Among the potential candidates courted by Romney and Gingrich are Florida Senator Marco Rubio and New Mexico Governor Susana Martinez. Senator Rubio provides Tea Party backing and legislative experience, Governor Martinez provides a strong law enforcement background and executive experience, and both provide potential inroads into the latino electorate. Both, however, continue to deny any intentions of running.


“Almost all vice-presidential nominees feign disinterest at this point [in the electoral process],” said Louis DeSipio, associate professor of political science and Chicano/Latino studies at UC Irvine. “The offers will come in July, but the naming of Marco Rubio as a vice-presidential nominee now is symbolically important. It puts Florida more firmly on the electoral map, but the effect on Latino voters outside of Florida is unknown.”


Although Senator Rubio and Governor Martinez continue not only to deny intentions of running, and refuse to endorse any GOP candidates, major media outlets are exploring what a Latino vice-presidential candidates would bring to the race. She is notable because she is the first female Hispanic governor in the U.S., and is further strengthened by her background as the district attorney for New Mexico’s 3rd Judicial District.


“Romney needs to strengthen his position with Latino voters outside of Florida,” he said. “He has consistently alienated Latino voters throughout the [electoral] process.”


Senator Rubio has a strong background in legislation, having served in the Florida House of Representatives from January 2000 to January 2009, and as Speaker of the Florida House of Representatives from January 2007 to January 2009. In addition, he has served as one of Florida’s Senators in Washington D.C.


In spite of his popularity among Tea Party elements in the GOP, his reputation as a fiscal conservative and watchdog over federal spending, Senator Rubio has been the subject of controversy over his personal spending habits, and his changing positions on immigration.

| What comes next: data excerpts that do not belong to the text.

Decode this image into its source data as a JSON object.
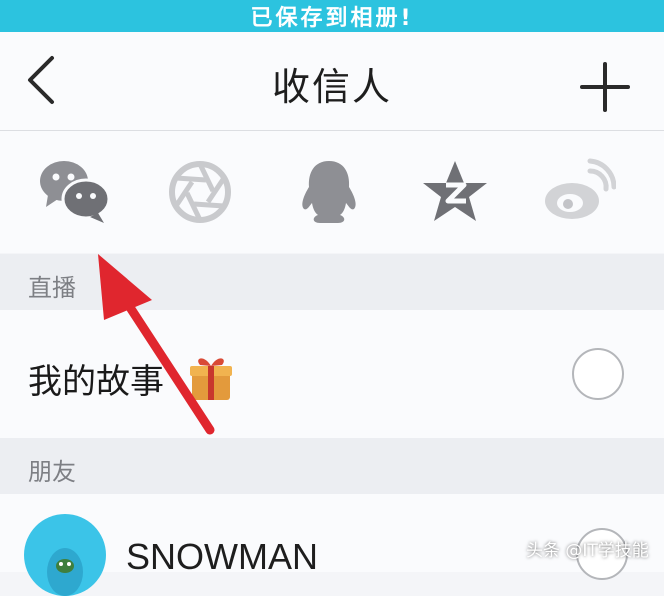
{
  "banner": {
    "text": "已保存到相册!"
  },
  "header": {
    "title": "收信人",
    "back_icon": "back-chevron-icon",
    "add_icon": "plus-icon"
  },
  "share_targets": [
    {
      "icon": "wechat-icon"
    },
    {
      "icon": "moments-icon"
    },
    {
      "icon": "qq-icon"
    },
    {
      "icon": "qzone-icon"
    },
    {
      "icon": "weibo-icon"
    }
  ],
  "sections": {
    "live": {
      "header": "直播",
      "story": {
        "label": "我的故事",
        "icon": "gift-icon",
        "selected": false
      }
    },
    "friends": {
      "header": "朋友",
      "items": [
        {
          "name": "SNOWMAN",
          "selected": false
        }
      ]
    }
  },
  "annotation": {
    "color": "#e0262e"
  },
  "watermark": {
    "text": "头条 @IT学技能"
  },
  "colors": {
    "banner": "#2cc3df",
    "section_bg": "#eceef2",
    "row_bg": "#fafbfd"
  }
}
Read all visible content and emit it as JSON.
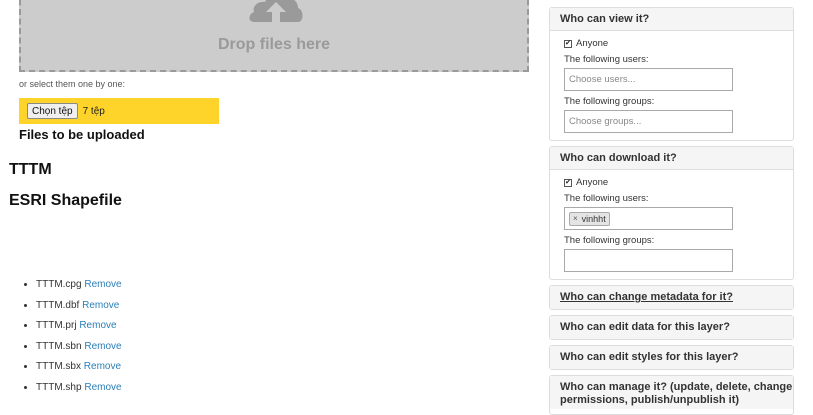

“Rubio has moved around quite a bit on immigration,” he said. “After gaining Tea Party support, he became much more strident, but he has not had a chance to vote in the Senate and demonstrate his position. In the last few weeks, he has said that the Republican Party needs to tone down its rhetoric on immigration.”


Nevertheless, the current unofficial vetting of Senator Rubio and Governor Martinez represents an important development in GOP politics. The Latino electorate across the nation has become increasingly mobilized, and the continued instability along the Mexican boarder continues to be an important issue in debates.


“[The Latino electorate] in Florida is becoming more like the rest of the country,” he said. “There is a growing second generation of Cuban Latinos, born in the U.S., who are more moderate than their parents. Approximately one half of the Florida Latino electorate is non-Cuban … The Latino community has become more mobilized after the last election cycle. The Obama campaign, in 2008, really showed that you could do an old style ground war to engage first time voters. In 2012, there are more potential long-term Latino voters who will show up. This is important for the long-term empowerment of those communities. Immigration has also taken on more importance. Since the 2006 immigration reform protests, native-born Latinos have cared more about immigration reform.”


The national Latino electorate is one of the nation’s most important cultural groups, and though it remains to be seen if the increased mobilization of Latino communities demonstrated by the Obama campaign will carry over in this election, they remain an increasingly vocal political voice. It also remains to be seen how the latino electorate will react, should Senator Rubio or Governor Martinez accept the invitation to run as the Republican vice presidential candidate.


“I think Rubio really doesn’t want to run,” DeSipio said. “He has a bright political future. I think it’s better for him to run with a track record.”